Prof. Dr. Isak Borg: Ewald Balser
Ada, seine Haushälterin: Margarethe Haagen
Marianne, seine Schwiegertochter: Elisabeth Schwarz
Ewald, sein Sohn: Robert Graf
sowie Cordula Trantow, Ursula Krieg, Malte Jaeger, Martha Wallner, Anne Kersten, Ernst Jacobi, Dieter Kirchlechner, Max Mairich, Hans Michael Rehberg und andere


Schweden jenseits der Sommeridylle. Erzählt wird die Geschichte des alternden Professors Isak Borg, eines Menschenfeinds, der minutiös all seine Kontakte analysiert und bewertet. Er ist mit seiner Schwiegertochter auf dem Weg ins schwedische Lund, wo er den Ehrendoktor der Universität erhalten soll. Die Autofahrt führt durch die Landschaft seiner Kindheit.

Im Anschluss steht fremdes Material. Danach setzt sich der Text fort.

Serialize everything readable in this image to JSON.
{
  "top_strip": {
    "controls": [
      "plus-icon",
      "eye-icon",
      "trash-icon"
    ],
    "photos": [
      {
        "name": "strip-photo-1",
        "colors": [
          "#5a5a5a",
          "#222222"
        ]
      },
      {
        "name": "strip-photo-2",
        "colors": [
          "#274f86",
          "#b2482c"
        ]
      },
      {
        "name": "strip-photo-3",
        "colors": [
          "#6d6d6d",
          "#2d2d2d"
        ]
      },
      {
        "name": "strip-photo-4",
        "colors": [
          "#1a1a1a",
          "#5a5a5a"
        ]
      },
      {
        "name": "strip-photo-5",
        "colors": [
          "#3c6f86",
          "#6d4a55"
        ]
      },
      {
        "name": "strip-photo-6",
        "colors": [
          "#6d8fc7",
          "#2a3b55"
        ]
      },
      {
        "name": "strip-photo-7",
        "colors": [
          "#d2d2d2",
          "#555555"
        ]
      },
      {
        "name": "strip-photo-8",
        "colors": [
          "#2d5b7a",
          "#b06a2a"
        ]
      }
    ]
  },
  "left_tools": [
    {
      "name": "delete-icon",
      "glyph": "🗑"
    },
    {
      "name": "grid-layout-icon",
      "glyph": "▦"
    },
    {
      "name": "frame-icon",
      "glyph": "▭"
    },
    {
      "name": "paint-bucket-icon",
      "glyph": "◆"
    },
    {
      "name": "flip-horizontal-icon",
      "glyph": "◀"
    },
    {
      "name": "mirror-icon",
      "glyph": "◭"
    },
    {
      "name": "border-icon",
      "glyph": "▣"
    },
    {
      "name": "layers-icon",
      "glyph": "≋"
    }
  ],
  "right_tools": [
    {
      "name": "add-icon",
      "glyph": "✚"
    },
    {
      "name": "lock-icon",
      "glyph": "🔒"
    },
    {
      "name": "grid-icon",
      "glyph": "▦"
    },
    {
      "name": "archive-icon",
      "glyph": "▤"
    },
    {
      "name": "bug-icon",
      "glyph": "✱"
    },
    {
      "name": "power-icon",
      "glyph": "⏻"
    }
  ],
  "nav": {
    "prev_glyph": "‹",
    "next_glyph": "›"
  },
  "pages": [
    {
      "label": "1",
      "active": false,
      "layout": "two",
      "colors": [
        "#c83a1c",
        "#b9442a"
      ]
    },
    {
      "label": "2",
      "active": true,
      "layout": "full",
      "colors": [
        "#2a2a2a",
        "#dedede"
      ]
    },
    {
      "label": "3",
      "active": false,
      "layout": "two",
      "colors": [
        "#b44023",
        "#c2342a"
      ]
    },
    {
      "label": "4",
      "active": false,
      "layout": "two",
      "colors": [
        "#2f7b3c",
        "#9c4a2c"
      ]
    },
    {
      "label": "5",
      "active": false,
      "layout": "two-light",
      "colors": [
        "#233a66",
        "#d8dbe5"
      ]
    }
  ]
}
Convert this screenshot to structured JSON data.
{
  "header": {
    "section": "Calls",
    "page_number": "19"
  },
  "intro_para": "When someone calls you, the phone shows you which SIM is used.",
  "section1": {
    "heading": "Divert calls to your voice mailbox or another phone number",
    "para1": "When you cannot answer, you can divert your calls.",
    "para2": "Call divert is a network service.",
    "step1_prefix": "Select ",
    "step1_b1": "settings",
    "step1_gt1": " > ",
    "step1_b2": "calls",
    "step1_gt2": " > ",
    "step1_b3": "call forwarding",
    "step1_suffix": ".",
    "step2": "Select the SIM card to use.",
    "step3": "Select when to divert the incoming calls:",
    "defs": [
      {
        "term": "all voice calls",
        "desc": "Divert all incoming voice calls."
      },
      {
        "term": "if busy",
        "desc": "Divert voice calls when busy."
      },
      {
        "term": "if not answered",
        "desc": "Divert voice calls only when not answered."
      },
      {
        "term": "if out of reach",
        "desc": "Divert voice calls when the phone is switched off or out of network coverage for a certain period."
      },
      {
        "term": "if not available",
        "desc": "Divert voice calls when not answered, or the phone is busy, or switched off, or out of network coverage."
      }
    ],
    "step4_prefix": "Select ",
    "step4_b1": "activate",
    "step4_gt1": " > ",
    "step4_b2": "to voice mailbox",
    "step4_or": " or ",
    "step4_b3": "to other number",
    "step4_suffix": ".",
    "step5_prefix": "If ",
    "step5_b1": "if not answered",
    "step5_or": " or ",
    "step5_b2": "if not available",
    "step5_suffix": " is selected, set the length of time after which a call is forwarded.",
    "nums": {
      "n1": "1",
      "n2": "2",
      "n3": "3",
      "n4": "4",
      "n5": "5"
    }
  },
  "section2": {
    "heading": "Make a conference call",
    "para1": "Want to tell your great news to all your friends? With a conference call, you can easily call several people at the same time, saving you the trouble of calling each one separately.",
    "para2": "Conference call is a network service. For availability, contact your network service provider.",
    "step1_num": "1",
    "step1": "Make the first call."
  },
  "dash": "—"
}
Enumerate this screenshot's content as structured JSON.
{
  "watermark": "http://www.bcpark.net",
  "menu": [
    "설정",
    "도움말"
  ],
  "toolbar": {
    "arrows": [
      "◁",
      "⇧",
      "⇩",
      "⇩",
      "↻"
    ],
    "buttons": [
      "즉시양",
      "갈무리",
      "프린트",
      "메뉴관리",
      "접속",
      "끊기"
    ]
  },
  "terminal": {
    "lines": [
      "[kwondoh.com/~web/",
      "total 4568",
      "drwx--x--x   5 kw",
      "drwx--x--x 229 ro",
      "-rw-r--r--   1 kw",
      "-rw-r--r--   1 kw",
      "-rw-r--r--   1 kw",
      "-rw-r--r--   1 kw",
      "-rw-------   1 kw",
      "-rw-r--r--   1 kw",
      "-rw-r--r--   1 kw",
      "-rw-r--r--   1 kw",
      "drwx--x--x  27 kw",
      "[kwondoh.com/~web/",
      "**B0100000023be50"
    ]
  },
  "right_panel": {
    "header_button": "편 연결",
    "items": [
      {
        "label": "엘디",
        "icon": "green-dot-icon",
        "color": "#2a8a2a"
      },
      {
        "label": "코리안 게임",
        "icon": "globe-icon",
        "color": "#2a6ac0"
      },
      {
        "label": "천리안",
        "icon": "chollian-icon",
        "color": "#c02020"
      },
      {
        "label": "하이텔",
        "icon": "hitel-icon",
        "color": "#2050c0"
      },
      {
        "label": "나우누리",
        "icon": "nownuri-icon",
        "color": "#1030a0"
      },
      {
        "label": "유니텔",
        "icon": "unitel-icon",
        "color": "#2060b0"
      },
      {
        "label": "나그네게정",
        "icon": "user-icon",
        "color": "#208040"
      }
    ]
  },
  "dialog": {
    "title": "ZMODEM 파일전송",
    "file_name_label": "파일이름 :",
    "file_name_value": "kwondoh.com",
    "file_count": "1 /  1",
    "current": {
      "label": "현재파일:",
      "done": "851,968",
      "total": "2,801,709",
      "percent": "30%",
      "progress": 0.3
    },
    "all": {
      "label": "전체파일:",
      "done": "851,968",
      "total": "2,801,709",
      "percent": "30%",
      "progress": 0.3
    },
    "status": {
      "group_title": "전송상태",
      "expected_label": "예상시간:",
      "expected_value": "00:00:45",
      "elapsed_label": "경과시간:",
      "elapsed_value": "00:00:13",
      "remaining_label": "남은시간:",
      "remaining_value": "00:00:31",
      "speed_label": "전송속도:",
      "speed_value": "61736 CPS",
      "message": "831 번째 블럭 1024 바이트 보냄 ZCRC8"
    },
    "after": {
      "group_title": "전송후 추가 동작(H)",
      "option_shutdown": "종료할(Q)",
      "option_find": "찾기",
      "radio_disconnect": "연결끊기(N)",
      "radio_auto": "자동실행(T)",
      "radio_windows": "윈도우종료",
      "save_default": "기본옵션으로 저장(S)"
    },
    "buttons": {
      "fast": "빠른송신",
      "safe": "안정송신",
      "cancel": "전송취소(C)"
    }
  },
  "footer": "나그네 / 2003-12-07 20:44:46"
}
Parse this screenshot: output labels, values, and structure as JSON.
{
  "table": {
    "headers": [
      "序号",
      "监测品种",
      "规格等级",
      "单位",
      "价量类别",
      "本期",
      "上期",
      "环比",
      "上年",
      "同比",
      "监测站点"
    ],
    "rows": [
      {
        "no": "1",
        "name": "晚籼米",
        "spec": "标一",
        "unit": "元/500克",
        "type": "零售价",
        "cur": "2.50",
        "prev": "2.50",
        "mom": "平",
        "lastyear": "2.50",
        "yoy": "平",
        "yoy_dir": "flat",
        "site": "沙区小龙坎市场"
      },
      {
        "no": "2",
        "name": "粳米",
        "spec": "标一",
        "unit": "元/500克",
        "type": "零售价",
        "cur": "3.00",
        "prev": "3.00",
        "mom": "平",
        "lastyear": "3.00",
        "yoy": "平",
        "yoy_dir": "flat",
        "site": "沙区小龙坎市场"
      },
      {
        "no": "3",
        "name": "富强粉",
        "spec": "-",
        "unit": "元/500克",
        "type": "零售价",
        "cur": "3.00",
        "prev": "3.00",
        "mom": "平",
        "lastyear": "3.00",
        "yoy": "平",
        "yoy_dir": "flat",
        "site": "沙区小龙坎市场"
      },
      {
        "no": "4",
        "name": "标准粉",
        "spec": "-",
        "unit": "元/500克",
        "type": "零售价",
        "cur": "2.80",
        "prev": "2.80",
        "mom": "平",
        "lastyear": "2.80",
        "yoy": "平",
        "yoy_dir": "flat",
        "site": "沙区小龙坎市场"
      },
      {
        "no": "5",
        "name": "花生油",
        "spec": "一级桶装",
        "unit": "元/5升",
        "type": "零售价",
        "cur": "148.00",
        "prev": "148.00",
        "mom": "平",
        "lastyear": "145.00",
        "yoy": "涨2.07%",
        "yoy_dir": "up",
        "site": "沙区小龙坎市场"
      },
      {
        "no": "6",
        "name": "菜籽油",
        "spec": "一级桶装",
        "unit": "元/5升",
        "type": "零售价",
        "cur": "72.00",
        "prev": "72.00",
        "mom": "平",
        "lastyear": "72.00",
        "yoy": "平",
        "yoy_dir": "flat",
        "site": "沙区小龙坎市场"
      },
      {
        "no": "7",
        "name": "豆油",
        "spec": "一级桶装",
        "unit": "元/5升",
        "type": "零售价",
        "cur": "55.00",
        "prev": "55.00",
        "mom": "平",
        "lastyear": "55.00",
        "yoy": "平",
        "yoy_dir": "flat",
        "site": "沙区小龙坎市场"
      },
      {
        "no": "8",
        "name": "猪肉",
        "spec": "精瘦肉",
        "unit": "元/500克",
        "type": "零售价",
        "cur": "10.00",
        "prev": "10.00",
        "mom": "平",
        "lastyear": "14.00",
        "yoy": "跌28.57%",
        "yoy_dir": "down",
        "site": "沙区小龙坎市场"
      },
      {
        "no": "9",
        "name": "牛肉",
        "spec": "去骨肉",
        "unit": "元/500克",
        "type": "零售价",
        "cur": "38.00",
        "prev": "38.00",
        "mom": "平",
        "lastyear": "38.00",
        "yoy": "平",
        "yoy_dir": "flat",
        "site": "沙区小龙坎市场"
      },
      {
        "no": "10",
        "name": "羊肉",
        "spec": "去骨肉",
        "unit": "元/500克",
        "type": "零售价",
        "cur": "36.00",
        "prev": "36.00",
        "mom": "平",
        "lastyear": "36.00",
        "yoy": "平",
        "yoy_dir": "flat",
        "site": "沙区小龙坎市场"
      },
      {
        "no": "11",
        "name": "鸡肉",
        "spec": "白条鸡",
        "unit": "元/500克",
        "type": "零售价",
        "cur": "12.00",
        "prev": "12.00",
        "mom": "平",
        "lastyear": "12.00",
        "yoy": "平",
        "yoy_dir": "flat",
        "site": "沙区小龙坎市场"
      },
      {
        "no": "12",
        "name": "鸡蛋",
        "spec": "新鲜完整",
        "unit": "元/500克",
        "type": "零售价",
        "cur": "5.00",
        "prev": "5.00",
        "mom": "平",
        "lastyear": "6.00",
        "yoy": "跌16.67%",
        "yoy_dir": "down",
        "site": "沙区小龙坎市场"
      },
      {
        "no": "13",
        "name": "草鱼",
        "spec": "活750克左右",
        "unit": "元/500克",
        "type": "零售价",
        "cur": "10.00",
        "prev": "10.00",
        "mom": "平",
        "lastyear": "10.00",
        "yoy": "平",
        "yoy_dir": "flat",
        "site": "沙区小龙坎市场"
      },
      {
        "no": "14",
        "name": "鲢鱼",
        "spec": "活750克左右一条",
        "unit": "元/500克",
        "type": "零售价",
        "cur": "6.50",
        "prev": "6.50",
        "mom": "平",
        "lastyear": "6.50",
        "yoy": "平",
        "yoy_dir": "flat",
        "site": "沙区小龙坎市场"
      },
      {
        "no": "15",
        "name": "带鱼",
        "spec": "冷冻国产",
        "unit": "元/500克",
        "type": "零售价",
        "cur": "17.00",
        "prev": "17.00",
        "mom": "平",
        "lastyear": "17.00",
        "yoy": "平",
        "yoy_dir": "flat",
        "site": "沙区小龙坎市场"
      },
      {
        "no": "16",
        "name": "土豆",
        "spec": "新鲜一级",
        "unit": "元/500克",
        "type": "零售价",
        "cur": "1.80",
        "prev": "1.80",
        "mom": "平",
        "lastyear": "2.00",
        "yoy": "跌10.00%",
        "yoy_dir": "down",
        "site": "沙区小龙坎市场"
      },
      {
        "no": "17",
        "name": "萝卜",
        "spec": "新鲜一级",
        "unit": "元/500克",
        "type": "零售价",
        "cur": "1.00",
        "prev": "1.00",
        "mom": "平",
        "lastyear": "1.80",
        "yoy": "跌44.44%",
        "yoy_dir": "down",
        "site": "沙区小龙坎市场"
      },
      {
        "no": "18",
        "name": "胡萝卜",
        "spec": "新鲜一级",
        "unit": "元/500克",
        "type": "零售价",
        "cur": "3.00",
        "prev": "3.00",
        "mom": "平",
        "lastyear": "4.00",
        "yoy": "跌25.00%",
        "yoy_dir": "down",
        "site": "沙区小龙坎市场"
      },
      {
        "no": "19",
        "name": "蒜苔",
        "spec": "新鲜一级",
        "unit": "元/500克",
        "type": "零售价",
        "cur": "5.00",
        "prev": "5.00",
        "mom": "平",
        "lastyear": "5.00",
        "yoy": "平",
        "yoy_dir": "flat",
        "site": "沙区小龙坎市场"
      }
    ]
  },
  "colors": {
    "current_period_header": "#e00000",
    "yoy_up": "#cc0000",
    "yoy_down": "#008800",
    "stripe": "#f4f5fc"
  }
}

Die Stationen der Reise werden in Träumen, Visionen und Erinnerungsbildern zu Stationen einer Lebensbilanz, einer Auseinandersetzung mit Leben, Gott und Tod. Mit zunehmender Klarheit erkennt er die Ursachen seiner heutigen Kälte, seelischen Verhärtung und Todesangst, die ihn schließlich in die Isolation geführt haben. Mit dem Film "Wilde Erdbeeren" gelang Ingmar Bergman 1957 der internationale Durchbruch.